Hello all and Merry Christmas! I have an old 1950 panther staightbar frame I recently bought. I’m trying to put fork bearing cups in it so I can start putting it together. But all of them fit a little loosely. Not majorly sloppy, just loose enough to spin freely in the frame. This is the same, top and bottom no matter how many different races I try. Does anyone have any home remedies for this that don’t involve welding or brazing the opening up to make it smaller? I’ve heard rumors of people having success using JBweld to build it up slightly, sanding it to fit and then tapping them in. Just wondered what you guys suggest. Any help will be greatly appreciated. Thank you, 
Danny


----------



## barneyguey (Dec 24, 2017)

They always fit tight after they have been repainted. Maybe you can paint the inside of the headtube with several coats and give it a try?
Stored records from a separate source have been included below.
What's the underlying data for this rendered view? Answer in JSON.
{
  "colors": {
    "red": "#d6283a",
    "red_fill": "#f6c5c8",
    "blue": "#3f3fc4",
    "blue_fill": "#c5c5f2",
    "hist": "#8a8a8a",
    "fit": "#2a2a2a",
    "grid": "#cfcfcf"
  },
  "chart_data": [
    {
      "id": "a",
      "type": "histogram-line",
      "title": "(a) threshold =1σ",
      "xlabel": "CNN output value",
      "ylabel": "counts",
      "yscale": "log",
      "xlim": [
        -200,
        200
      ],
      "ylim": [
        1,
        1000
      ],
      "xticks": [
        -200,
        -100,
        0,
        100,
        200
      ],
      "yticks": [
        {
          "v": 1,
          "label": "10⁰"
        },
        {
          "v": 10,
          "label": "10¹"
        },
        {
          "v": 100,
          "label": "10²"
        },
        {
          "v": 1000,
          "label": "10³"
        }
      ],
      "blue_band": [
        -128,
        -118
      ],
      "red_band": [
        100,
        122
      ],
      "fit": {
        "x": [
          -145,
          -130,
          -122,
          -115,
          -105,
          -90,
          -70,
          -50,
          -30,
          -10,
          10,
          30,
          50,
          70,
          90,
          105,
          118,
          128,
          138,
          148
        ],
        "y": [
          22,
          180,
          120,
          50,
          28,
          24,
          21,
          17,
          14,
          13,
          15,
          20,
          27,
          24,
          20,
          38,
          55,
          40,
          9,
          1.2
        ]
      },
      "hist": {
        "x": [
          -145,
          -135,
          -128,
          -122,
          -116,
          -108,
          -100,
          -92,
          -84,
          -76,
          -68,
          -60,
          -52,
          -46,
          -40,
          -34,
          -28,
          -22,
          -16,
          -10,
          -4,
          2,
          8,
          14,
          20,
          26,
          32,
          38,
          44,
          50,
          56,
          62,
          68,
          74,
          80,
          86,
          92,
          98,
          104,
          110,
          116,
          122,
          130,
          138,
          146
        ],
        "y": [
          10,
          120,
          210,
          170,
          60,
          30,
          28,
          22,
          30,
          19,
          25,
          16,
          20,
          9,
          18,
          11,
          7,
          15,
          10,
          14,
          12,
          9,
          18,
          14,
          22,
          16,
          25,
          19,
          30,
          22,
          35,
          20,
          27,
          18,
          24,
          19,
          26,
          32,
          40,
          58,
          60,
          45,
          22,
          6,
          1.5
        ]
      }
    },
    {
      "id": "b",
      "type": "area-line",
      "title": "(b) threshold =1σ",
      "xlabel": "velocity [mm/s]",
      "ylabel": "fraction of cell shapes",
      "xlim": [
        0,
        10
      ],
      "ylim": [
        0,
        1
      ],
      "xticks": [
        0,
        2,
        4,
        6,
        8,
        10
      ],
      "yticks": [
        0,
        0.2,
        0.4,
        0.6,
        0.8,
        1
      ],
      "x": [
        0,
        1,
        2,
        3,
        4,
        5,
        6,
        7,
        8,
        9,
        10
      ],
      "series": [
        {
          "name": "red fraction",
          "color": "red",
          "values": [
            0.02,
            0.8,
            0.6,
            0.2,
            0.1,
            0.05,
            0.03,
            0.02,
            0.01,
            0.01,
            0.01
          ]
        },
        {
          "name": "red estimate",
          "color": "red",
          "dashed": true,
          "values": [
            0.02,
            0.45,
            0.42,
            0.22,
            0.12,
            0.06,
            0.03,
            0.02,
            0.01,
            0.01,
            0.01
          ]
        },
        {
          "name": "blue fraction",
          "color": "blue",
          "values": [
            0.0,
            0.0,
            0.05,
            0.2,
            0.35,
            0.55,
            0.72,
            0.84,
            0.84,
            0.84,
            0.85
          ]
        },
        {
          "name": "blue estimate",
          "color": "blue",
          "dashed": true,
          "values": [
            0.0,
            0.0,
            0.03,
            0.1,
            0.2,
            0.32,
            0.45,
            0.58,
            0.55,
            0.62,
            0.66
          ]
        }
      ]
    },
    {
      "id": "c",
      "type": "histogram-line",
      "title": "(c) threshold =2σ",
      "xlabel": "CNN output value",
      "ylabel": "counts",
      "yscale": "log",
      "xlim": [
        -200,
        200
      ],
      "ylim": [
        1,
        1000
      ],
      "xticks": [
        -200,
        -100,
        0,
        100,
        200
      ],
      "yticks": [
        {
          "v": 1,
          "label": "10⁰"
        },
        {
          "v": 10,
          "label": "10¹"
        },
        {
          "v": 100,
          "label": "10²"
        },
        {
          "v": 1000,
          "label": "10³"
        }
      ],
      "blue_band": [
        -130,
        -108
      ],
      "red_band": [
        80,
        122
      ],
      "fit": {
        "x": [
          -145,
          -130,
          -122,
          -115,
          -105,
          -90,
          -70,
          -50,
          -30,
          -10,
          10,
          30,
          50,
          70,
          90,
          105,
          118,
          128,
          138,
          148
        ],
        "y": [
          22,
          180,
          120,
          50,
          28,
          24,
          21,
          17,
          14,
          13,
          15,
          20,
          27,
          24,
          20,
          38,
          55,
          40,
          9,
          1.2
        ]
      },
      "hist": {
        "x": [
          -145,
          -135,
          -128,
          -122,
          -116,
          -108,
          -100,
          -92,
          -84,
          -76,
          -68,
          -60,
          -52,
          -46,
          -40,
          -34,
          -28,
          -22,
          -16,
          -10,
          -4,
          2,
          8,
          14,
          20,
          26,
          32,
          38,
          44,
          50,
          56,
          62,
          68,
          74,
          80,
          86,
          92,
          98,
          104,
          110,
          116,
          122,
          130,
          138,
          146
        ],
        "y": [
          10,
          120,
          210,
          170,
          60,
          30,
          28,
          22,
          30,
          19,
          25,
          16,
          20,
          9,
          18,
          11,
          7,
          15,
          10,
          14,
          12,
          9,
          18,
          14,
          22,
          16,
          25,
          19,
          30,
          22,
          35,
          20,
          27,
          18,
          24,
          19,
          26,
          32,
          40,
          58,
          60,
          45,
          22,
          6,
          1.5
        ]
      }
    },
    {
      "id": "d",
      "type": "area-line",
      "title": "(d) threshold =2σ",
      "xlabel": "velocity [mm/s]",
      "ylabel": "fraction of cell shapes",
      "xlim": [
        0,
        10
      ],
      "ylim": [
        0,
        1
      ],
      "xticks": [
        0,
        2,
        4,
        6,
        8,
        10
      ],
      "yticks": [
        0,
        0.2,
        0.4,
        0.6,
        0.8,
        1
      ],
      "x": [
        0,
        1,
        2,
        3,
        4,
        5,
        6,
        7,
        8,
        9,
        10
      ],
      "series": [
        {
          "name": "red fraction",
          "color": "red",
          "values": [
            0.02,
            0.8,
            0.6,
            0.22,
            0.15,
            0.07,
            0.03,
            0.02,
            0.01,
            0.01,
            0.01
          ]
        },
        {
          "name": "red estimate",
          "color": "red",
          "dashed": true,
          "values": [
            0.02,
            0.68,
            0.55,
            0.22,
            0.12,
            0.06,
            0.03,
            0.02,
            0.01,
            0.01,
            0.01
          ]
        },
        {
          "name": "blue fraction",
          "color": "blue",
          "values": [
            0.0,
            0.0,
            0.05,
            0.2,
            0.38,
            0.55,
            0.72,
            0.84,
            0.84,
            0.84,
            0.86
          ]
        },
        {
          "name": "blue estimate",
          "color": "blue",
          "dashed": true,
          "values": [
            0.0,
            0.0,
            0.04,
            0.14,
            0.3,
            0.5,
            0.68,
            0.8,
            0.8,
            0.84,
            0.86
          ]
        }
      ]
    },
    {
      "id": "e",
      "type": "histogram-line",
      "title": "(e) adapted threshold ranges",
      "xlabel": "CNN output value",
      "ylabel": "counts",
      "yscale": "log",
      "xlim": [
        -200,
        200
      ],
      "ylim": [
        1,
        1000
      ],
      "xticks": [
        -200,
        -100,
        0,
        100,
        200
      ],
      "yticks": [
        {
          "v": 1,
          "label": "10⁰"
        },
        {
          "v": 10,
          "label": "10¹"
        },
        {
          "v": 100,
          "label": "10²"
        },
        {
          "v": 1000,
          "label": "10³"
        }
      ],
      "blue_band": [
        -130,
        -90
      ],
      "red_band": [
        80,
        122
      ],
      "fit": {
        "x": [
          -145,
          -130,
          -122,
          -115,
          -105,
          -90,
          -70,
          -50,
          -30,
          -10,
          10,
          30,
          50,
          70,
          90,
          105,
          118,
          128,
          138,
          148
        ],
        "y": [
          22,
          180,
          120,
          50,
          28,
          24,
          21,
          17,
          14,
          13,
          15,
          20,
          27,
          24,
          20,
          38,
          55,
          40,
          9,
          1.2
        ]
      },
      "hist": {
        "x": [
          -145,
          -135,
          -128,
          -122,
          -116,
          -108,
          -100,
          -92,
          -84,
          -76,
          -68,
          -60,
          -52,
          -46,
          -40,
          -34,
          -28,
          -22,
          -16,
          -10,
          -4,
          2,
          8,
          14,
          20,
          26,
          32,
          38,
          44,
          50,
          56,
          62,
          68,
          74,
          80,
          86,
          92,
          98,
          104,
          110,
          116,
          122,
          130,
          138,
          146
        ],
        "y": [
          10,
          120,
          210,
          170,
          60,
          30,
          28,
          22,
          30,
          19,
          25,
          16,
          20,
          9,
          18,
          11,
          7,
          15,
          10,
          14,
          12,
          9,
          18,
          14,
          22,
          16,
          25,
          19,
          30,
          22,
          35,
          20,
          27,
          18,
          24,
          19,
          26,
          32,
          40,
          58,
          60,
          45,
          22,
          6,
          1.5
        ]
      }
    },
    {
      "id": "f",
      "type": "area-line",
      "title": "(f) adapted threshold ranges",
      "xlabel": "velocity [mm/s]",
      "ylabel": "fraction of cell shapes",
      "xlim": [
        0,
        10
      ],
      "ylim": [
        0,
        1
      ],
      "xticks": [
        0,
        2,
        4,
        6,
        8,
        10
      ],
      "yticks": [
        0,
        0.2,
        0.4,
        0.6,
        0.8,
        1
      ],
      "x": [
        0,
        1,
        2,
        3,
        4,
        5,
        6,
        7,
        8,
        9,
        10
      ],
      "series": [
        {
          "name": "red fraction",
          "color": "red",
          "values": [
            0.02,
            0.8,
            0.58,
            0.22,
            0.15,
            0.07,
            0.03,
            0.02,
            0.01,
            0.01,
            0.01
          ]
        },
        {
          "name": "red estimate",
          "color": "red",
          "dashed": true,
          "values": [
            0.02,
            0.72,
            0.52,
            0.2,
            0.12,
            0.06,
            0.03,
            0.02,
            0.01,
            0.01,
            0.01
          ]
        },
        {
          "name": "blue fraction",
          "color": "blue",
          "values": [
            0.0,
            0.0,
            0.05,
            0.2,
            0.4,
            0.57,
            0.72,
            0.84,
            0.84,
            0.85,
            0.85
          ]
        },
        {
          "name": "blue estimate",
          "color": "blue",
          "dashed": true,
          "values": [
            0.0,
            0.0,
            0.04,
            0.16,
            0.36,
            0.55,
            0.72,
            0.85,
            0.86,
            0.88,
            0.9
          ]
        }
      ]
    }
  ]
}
Barry


----------



## ZE52414 (Dec 24, 2017)

Throw them in, and clamp them down. Then tig weld all the way around them.  That should keep them in place


----------



## Danny the schwinn freak (Dec 24, 2017)

ZE52414 said:


> Throw them in, and clamp them down. Then tig weld all the way around them.  That should keep them in place



Spoken like a true welder!


----------



## Danny the schwinn freak (Dec 24, 2017)

barnyguey said:


> They always fit tight after they have been repainted. Maybe you can paint the inside of the headtube with several coats and give it a try? Barry



Ok that sounds logical, although it may take many coats of paint to work. It’s a possibility. Thank you.


----------



## barneyguey (Dec 24, 2017)

Danny the schwinn freak said:


> Ok that sounds logical, although it may take many coats of paint to work. It’s a possibility. Thank you.



You bet! 
You could do like me and over do it on the paint job! Then you won't be able to get them in! LOL


----------



## ZE52414 (Dec 24, 2017)

Why not use some super thin tape around the bearing cup to act like a shim.


----------



## Danny the schwinn freak (Dec 24, 2017)

barnyguey said:


> You bet!
> You could do like me and over do it on the paint job! Then you won't be able to get them in! LOL



Sounds like something I would do!


----------



## ZE52414 (Dec 24, 2017)

No this sounds like something you would do.....


----------



## Danny the schwinn freak (Dec 24, 2017)

ZE52414 said:


> Why not use some super thin tape around the bearing cup to act like a shim.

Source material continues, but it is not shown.